Dosen Fakultas Peternakan Universitas Brawijaya (Fapet UB) ahli produksi ternak, Dr. Irida Novianti berpendapat bahwa strategi pengembangan dapat dilakukan melalui penanganan induk sapi sebagai populasi dasar penentu produksi dan pengembangan teknologi budidaya dengan melakukan penilaian kondisi tubuh ternak untuk memeriksa cadangan lemak tubuh.
“Penilaian ini disebut Body Condition Score (BCS) yang sangat berpengaruh terhadap produksi dan reproduksi induk sapi potong.” ungkap Irida
Akan tetapi pada umumnya pengetahuan peternak tentang BCS sangat rendah namun tidak ada usaha memperbaiki kondisi tersebut. Padahal penilaian BCS cukup efektif digunakan untuk mengukur energi metabolik yang disimpan sebagai lemak dibawa kulit dan otot pada ternak. Dengan melihat BCS maka dapat diketahui baik atau buruk budidaya pemeliharaan induk oleh peternak. BCS pada saat melahirkan harus optimal untuk memaksimalkan reproduksi. Setelah melahirkan harus mendapat asupan nutrisi yang tinggi untuk laktasi dan mempersiapkan untuk perkawinan selanjutnya. BCS dibawah standar optimum akan berpengaruh terhadap fungsional reproduksi.

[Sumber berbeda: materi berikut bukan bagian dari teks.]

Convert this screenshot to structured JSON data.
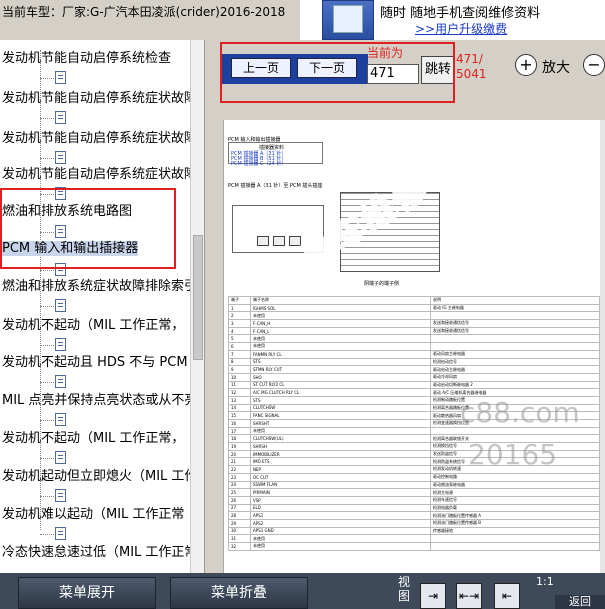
{
  "header": {
    "car_model": "当前车型：厂家:G-广汽本田凌派(crider)2016-2018",
    "promo_line1": "随时 随地手机查阅维修资料",
    "promo_line2": ">>用户升级缴费"
  },
  "tree": {
    "items": [
      {
        "label": "发动机节能自动启停系统检查"
      },
      {
        "label": "发动机节能自动启停系统症状故障"
      },
      {
        "label": "发动机节能自动启停系统症状故障"
      },
      {
        "label": "发动机节能自动启停系统症状故障"
      },
      {
        "label": "燃油和排放系统电路图"
      },
      {
        "label": "PCM 输入和输出插接器"
      },
      {
        "label": "燃油和排放系统症状故障排除索引"
      },
      {
        "label": "发动机不起动（MIL 工作正常，"
      },
      {
        "label": "发动机不起动且 HDS 不与 PCM"
      },
      {
        "label": "MIL 点亮并保持点亮状态或从不亮"
      },
      {
        "label": "发动机不起动（MIL 工作正常，"
      },
      {
        "label": "发动机起动但立即熄火（MIL 工作"
      },
      {
        "label": "发动机难以起动（MIL 工作正常"
      },
      {
        "label": "冷态快速怠速过低（MIL 工作正常"
      }
    ]
  },
  "toolbar": {
    "prev_label": "上一页",
    "next_label": "下一页",
    "current_label": "当前为",
    "page_value": "471",
    "jump_label": "跳转",
    "page_count": "471/\n5041",
    "zoom_in_label": "放大",
    "zoom_in_glyph": "+",
    "zoom_out_glyph": "−"
  },
  "document": {
    "title": "PCM 输入和输出插接器",
    "table_header": "插接器资料",
    "link1": "PCM 插接器 A（31 针）",
    "link2": "PCM 插接器 B（51 针）",
    "link3": "PCM 插接器 C（24 针）",
    "connector_title": "PCM 插接器 A（31 针）至 PCM 插头插座",
    "connector_caption": "阴端子的端子侧",
    "table_columns": [
      "端子",
      "端子名称",
      "说明"
    ],
    "rows": [
      [
        "1",
        "IGHMS SOL",
        "驱动 IG 主继电器"
      ],
      [
        "2",
        "未使用",
        ""
      ],
      [
        "3",
        "F-CAN_H",
        "发送和接收通信信号"
      ],
      [
        "4",
        "F-CAN_L",
        "发送和接收通信信号"
      ],
      [
        "5",
        "未使用",
        ""
      ],
      [
        "6",
        "未使用",
        ""
      ],
      [
        "7",
        "FANMN RLY CL",
        "驱动风扇主继电器"
      ],
      [
        "8",
        "STS",
        "检测启动信号"
      ],
      [
        "9",
        "STMN RLY CUT",
        "驱动启动主继电器"
      ],
      [
        "10",
        "SHO",
        "驱动冷却风扇"
      ],
      [
        "11",
        "ST CUT RLY2 CL",
        "驱动启动切断继电器 2"
      ],
      [
        "12",
        "A/C MG CLUTCH RLY CL",
        "驱动 A/C 压缩机离合器继电器"
      ],
      [
        "13",
        "STS",
        "检测制动踏板位置"
      ],
      [
        "14",
        "CLUTCHSW",
        "检测离合器踏板位置"
      ],
      [
        "15",
        "FANC SIGNAL",
        "驱动散热器风扇"
      ],
      [
        "16",
        "SHRSHT",
        "检测变速器换挡位置"
      ],
      [
        "17",
        "未使用",
        ""
      ],
      [
        "18",
        "CLUTCHSW(UL)",
        "检测离合器联锁开关"
      ],
      [
        "19",
        "SHRSH",
        "检测换挡信号"
      ],
      [
        "20",
        "IMMOBILIZER",
        "发送防盗信号"
      ],
      [
        "21",
        "IMO ETS",
        "检测防盗系统信号"
      ],
      [
        "22",
        "NEP",
        "检测发动机转速"
      ],
      [
        "23",
        "OC CUT",
        "驱动控制电路"
      ],
      [
        "24",
        "SSWM FLAN",
        "驱动燃油泵继电器"
      ],
      [
        "25",
        "PIRMAIN",
        "检测主电源"
      ],
      [
        "26",
        "VSP",
        "检测车速信号"
      ],
      [
        "27",
        "ELD",
        "检测电器负载"
      ],
      [
        "28",
        "APS1",
        "检测油门踏板位置传感器 A"
      ],
      [
        "29",
        "APS2",
        "检测油门踏板位置传感器 B"
      ],
      [
        "30",
        "APS1 GND",
        "传感器接地"
      ],
      [
        "31",
        "未使用",
        ""
      ],
      [
        "32",
        "未使用",
        ""
      ]
    ]
  },
  "watermark": {
    "logo_text": "易车维修平台",
    "url_fragment": "c88.com",
    "qq_fragment": "20165"
  },
  "bottom": {
    "expand_label": "菜单展开",
    "collapse_label": "菜单折叠",
    "view_label": "视图",
    "ratio_label": "1:1",
    "btn_fit": "⇥",
    "btn_fit_both": "⇤⇥",
    "btn_back": "⇤",
    "right_label": "返回"
  },
  "colors": {
    "accent_red": "#e02020",
    "nav_blue": "#1d3f9e",
    "watermark_blue": "#2a3dd0",
    "bottom_bar": "#3e4a5a"
  }
}
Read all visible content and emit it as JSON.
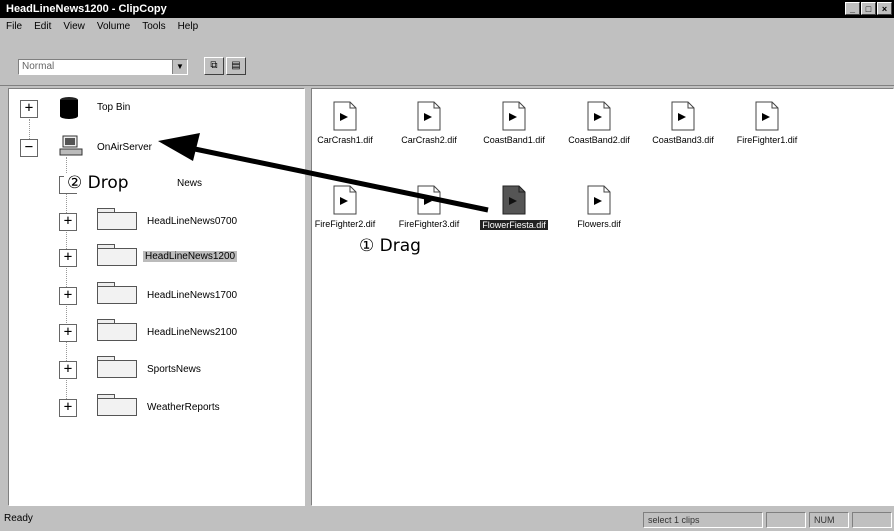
{
  "window": {
    "title": "HeadLineNews1200 - ClipCopy",
    "controls": [
      "_",
      "□",
      "×"
    ]
  },
  "menu": [
    "File",
    "Edit",
    "View",
    "Volume",
    "Tools",
    "Help"
  ],
  "toolbar": {
    "combo_value": "Normal"
  },
  "tree": {
    "nodes": [
      {
        "label": "Top Bin",
        "expander": "+",
        "icon": "bin-icon"
      },
      {
        "label": "OnAirServer",
        "expander": "−",
        "icon": "server-icon"
      },
      {
        "label": "News",
        "expander": "+",
        "icon": "folder-icon"
      },
      {
        "label": "HeadLineNews0700",
        "expander": "+",
        "icon": "folder-icon"
      },
      {
        "label": "HeadLineNews1200",
        "expander": "+",
        "icon": "folder-icon",
        "selected": true
      },
      {
        "label": "HeadLineNews1700",
        "expander": "+",
        "icon": "folder-icon"
      },
      {
        "label": "HeadLineNews2100",
        "expander": "+",
        "icon": "folder-icon"
      },
      {
        "label": "SportsNews",
        "expander": "+",
        "icon": "folder-icon"
      },
      {
        "label": "WeatherReports",
        "expander": "+",
        "icon": "folder-icon"
      }
    ]
  },
  "files": [
    {
      "name": "CarCrash1.dif"
    },
    {
      "name": "CarCrash2.dif"
    },
    {
      "name": "CoastBand1.dif"
    },
    {
      "name": "CoastBand2.dif"
    },
    {
      "name": "CoastBand3.dif"
    },
    {
      "name": "FireFighter1.dif"
    },
    {
      "name": "FireFighter2.dif"
    },
    {
      "name": "FireFighter3.dif"
    },
    {
      "name": "FlowerFiesta.dif",
      "selected": true
    },
    {
      "name": "Flowers.dif"
    }
  ],
  "annotations": {
    "drop": "② Drop",
    "drag": "① Drag"
  },
  "status": {
    "ready": "Ready",
    "selection": "select 1 clips",
    "num": "NUM"
  }
}
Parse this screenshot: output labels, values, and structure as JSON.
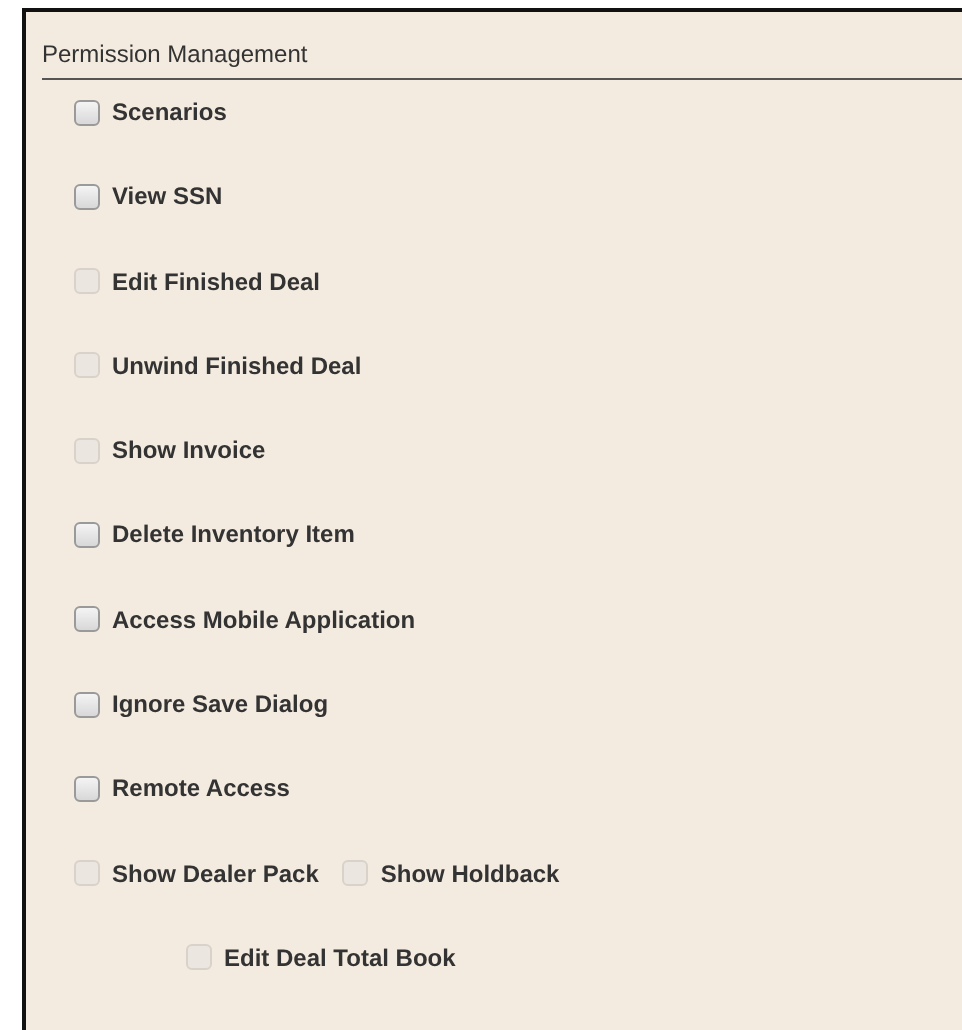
{
  "panel": {
    "title": "Permission Management"
  },
  "rows": [
    {
      "items": [
        {
          "label": "Scenarios",
          "checked": false,
          "disabled": false
        }
      ]
    },
    {
      "items": [
        {
          "label": "View SSN",
          "checked": false,
          "disabled": false
        }
      ]
    },
    {
      "items": [
        {
          "label": "Edit Finished Deal",
          "checked": false,
          "disabled": true
        }
      ]
    },
    {
      "items": [
        {
          "label": "Unwind Finished Deal",
          "checked": false,
          "disabled": true
        }
      ]
    },
    {
      "items": [
        {
          "label": "Show Invoice",
          "checked": false,
          "disabled": true
        }
      ]
    },
    {
      "items": [
        {
          "label": "Delete Inventory Item",
          "checked": false,
          "disabled": false
        }
      ]
    },
    {
      "items": [
        {
          "label": "Access Mobile Application",
          "checked": false,
          "disabled": false
        }
      ]
    },
    {
      "items": [
        {
          "label": "Ignore Save Dialog",
          "checked": false,
          "disabled": false
        }
      ]
    },
    {
      "items": [
        {
          "label": "Remote Access",
          "checked": false,
          "disabled": false
        }
      ]
    },
    {
      "items": [
        {
          "label": "Show Dealer Pack",
          "checked": false,
          "disabled": true
        },
        {
          "label": "Show Holdback",
          "checked": false,
          "disabled": true
        }
      ],
      "children": [
        {
          "items": [
            {
              "label": "Edit Deal Total Book",
              "checked": false,
              "disabled": true
            }
          ]
        }
      ]
    }
  ]
}
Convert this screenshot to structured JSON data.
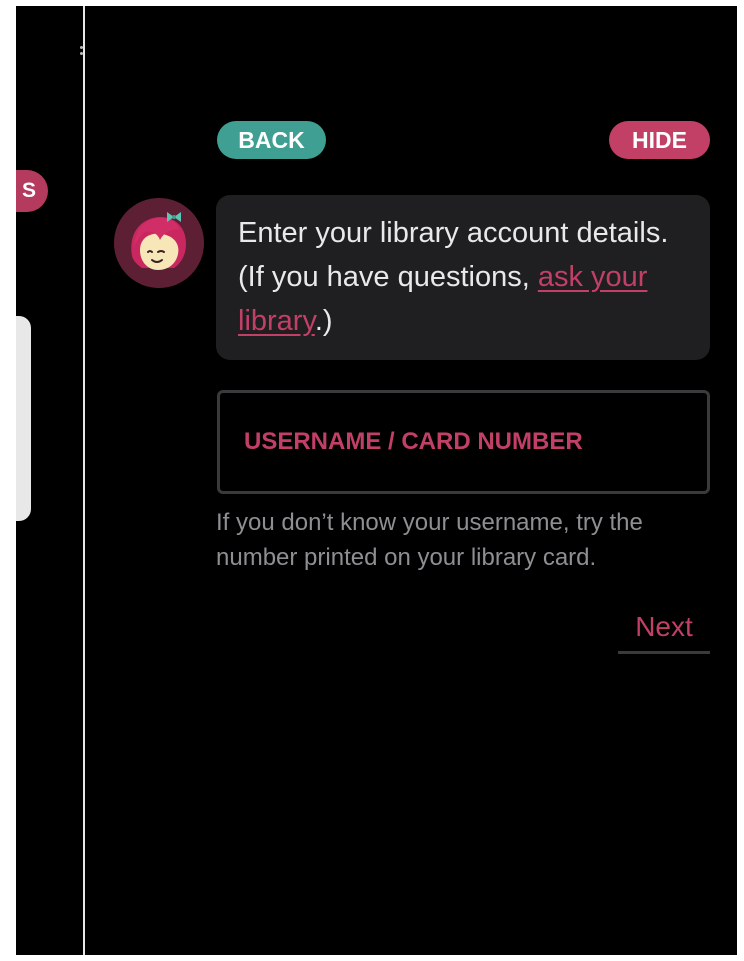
{
  "background": {
    "pill_label": "S"
  },
  "header": {
    "back_label": "BACK",
    "hide_label": "HIDE"
  },
  "message": {
    "text": "Enter your library account details. (If you have questions, ",
    "link_text": "ask your library",
    "suffix": ".)"
  },
  "form": {
    "username_placeholder": "USERNAME / CARD NUMBER",
    "username_value": "",
    "hint": "If you don’t know your username, try the number printed on your library card.",
    "next_label": "Next"
  },
  "colors": {
    "accent": "#c23f66",
    "back_button": "#3f9f92",
    "bubble": "#1f1f21",
    "hint_text": "#8e8e93"
  },
  "icons": {
    "avatar": "libby-avatar-icon"
  }
}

“Salah satu kelompok ternak yang belum memanfaatkan peran BCS adalah peternakan rakyat di Kabupaten Pamekasan di Desa Tampojung, Kecamatan Waru. Disana mereka masih melakukan cara tradisional.” terang Irida
Akibatnya kerap menimbulkan berbagai permasalahan, seperti serangan penyakit, ketersediaan pakan, sempitnya lahan pemeliharaan, dan kurangnya sarana produksi ternak (sapronak) yang akhirnya berujung pada rendahnya produktivitas ternak dan harga temak.
Disamping itu sebagian besar peternak tidak memiliki lahan untuk menanam hijauan pakan ternak, dan hanya mengandalkan rumput lapang dan limbah pertanian sebagai pakan. Dampaknya BCS induk sapi rendah dan penurunan daya reproduksi.
Berdasar permasalahan itu Irida bersama tim berinisiatif membuat penyuluhan dan pelatihan pemberdayaan peternak dengan menerapkan teknologi budidaya. Tim terdiri dari Prof. Kuswati, Wike Andre Septian, M.Si., Rizki Prafitri, Ph.D. serta melibatkan mahasiswa yaitu Amadeus Gilang Dharma Andhika dan Muhammad Fajar Dewangkara. Kegiatan yang dilakukan Mei- Agustus 2023 itu meliputi sosialisasi kegiatan, survei pendahuluan, penyuluhan, pendampingan dan evaluasi.
“Solusi yang ditawarkan dipilih bentuk kegiatan pelatihan singkat. Penyampaian secara oral terbatas tidak ditekankan, tetapi lebih ditekankan pada praktek kegiatan langsung.” pungkasnya (dta)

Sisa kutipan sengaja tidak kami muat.